17 julho 2010

VINHOS, ELITISMO E COTNARI

Citar vinhos, falar por falar de tipos, safras e variedades faz um bom elitista, ouvi dizer. Na verdade, assim como aconteceu com a cor azul — que se viu completamente expropriada de seus significados para traduzir no sistema de códigos apenas uma ideologia de direita ou, na melhor das hipóteses, um situacionismo, o que por sinal me ofende —, gostar de conhecer vinhos arregimenta ascos de intensidade variada entre os não-adeptos.
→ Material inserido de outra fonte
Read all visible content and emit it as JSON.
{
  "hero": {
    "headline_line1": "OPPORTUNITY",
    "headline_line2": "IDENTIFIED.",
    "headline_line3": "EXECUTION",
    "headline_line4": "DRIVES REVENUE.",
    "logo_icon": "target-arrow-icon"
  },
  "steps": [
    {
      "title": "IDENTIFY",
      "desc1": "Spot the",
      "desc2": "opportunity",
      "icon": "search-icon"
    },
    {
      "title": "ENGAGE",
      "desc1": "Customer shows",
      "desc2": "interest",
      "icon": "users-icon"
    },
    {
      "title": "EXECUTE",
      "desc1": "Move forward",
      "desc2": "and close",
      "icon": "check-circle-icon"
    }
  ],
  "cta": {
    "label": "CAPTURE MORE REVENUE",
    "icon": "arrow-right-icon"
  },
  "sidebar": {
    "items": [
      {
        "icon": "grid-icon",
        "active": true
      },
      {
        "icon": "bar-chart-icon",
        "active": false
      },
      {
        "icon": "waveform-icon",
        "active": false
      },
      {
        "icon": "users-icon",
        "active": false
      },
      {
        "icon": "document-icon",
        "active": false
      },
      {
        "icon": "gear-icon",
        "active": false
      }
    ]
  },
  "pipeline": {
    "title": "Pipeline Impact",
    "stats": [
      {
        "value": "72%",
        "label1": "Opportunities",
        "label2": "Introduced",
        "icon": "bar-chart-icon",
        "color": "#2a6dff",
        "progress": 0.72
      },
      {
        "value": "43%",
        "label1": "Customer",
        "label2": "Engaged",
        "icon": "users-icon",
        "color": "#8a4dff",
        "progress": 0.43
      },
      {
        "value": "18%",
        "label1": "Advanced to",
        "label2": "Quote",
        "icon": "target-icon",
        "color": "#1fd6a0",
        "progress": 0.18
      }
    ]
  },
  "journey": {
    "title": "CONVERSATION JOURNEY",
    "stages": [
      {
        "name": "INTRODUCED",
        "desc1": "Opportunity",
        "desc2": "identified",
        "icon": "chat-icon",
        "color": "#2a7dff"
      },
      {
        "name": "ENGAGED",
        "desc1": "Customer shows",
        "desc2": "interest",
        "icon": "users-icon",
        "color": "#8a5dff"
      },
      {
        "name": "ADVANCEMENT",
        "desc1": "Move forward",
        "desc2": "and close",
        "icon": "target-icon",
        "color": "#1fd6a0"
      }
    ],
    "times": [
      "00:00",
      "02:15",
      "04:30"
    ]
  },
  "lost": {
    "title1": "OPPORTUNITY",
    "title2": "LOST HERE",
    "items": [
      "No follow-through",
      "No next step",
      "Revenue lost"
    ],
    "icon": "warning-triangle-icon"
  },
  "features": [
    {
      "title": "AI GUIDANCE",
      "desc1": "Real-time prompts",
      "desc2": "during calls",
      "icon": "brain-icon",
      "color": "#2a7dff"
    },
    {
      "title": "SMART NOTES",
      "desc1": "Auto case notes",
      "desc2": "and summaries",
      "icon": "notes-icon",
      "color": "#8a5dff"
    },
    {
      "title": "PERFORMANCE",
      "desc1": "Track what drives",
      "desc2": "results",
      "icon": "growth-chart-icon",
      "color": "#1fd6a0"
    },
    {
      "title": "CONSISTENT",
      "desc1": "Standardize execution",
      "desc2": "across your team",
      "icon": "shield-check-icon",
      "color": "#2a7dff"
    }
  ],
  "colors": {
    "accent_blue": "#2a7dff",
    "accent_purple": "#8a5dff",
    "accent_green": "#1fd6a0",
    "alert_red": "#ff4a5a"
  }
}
Talvez essa seja a enésima vitória daqueles que combatem a divisão de classes mas que para isso fazem questão de ver o mundo sempre dividido em classes, forçando a barra até enquadrar tudo num materialismo doentio (mesmo que eu seja da opinião de que luta de classe existe e é muito provavelmente a mãe de todos os problemas do mundo; o erro, a meu ver, está em resumir tudo a isso). Ver num apreciador normal de vinhos necessariamente um elitista ferrenho é como ver gigantes em moinhos de vento. De fato existe esse fenômeno do que chamei de expropriação do significado, mas isso acontece externamente à coisa em si, não por causa dela: não é o vinho — ou charutos, ou antiguidades, ou qualquer outra coisa “fina” — que faz um esnobe, mas sim o uso hermético que esse faz na esperança de lhe conferir distinção e poder simbólico. Coisas que Freud explica. Ou deveria.

A PROPÓSITO...
Conheci aqui na Itália um vinho que atiçou minha curiosidade por alguns anos. O Brasil, além de ser no todo um parco consumidor (com uma vergonhosa média de 7 a 15 litros por habitante ao ano), se satisfaz com o pouco de vinho de boa e média qualidade que produz. O resultado é que não é fácil encontrar variedades e marcas menos famosas no mercado “para gente comum”, ou seja, para não-ricos — mesmo que estejamos falando de países tradicionais na cultura vinífera. Transbordando de romenos como qualquer outra cidade italiana, Milão me presenteou com uma comunidade bastante ativa desses europeus simples mas culturamente riquíssimos. Encontrei na metade do caminho entre minha casa e a residência de amigos uma loja de produtos gastronômicos da Romênia onde reluziam na prateleira as minhas tão desejadas garrafas de Cotnari. Esse vinho, que leva o nome da pequena cidade no norte do país onde é produzido, me chamou a atenção quando ainda estava no Brasil por dois particulares. O primeiro é ser o rótulo internacionalmente mais representativo dos vinhos da Romênia, país que me desperta interesse e que só não faz parte do primeiro escalão vinífero do mundo porque é um país pobre — a Hungria, por exemplo, apesar de produzir menos e de seus vinhos serem de menor qualidade, desfruta de uma certa fama no mercado europeu, principalmente junto aos alemães. O segundo motivo de minha atração pelo Cotnari era a promessa de um vinho doce, mas perfeitamente equilibrado. Equivale a dizer que, mesmo com uma quantidade colossal de açúcar (cerca de 240 gramas por litro), não resulta em um vinho pesado ou enjoativo. Evidentemente precisa ser colocado no seu contexto, que, para dizer o mínimo, não é acompanhar um prato de massa ao molho ou carnes. Prometia notas de mel, e essa era a minha busca. Por mais que eu imaginasse um vinho bom, me surpreendi positivamente: o Cotnari (principalmente a variedade Tamaioasa Romaneasca, mas também a Grasa) é uma verdadeira delícia. Na minha (ainda longínqua) situação ideal, acompanha uma torta como sobremesa, todos os dias. Ou mesmo puro, depois do jantar.